In the case of proposed publications, the editor sends advance copies of an author's work or ideas to researchers or scholars who are experts in the field (known as "referees" or "reviewers"), nowadays normally by email or through a web-based manuscript processing system. NRJ assigns or sends scholarly work of authors to two reviewers for review. The reviewers (referees) return the filled form to the editor highlighting the problems/shortcomings or weaknesses along with the suggestions for improvement. In particular, most of the referees' comments are eventually seen by the author; scientific journals observe this convention universally. The editor, usually familiar with the field of the manuscript (although typically not in as much depth as the referees, who are specialists), then evaluates the referees' comments, her or his own opinion of the manuscript, and the context of the scope of the journal or level of the book and readership, before passing a decision back to the author(s), usually with the referees' comments. Referees evaluations usually include an explicit recommendation of what to do with the manuscript or proposal, often chosen from options provided by the journal or funding agency. Most recommendations are along the lines of the following:

  • Accepting manuscript unconditionally.
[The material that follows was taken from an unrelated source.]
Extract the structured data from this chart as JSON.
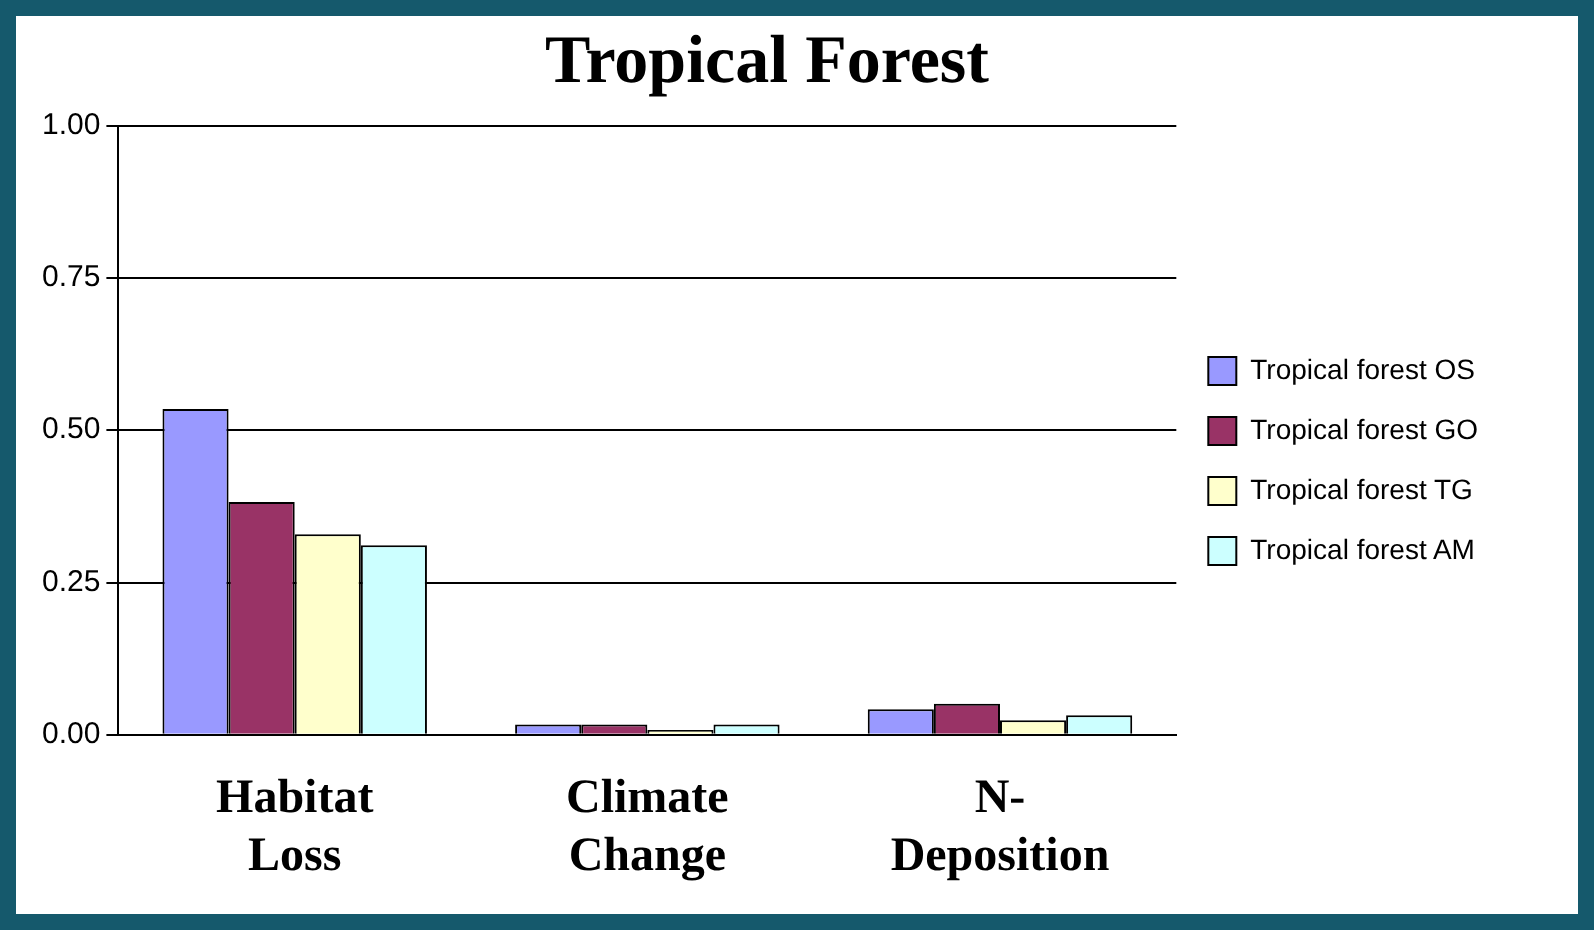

  • Accepting manuscript with minor changes suggested.
  • Rejecting it, but encourage revision and resubmission.
  • Rejecting manuscript all together with major changes (not fit for publication).

If both reviewers (referees) accept/comment in a positive way and recommend it for publication then NRJ proceeds further with the publication of the manuscripts. In situations where multiple referees disagree substantially about the quality of work, there are a number of strategies for reaching a decision. When an editor receives very positive and very negative reviews for the same manuscript, the editor will often solicit one or more additional reviews as a tie-breaker. As another strategy in the case of ties, editors may invite authors to reply to a referee's criticisms and permit a compelling rebuttal to break the tie. If an editor does not feel confident to weigh the persuasiveness of a rebuttal, the editor may solicit a response from the referee who made the original criticism. An editor may convey communications back and forth between authors and a referee, in effect allowing them to debate a point. Even in these cases, however, editors do not allow multiple referees to confer with each other, though each reviewer may often see earlier comments submitted by other reviewers. The goal of the process is explicitly not to reach consensus or to persuade anyone to change their opinions, but instead to provide material for an informed editorial decision. Traditionally, reviewers would often remain anonymous to the authors of NRJ.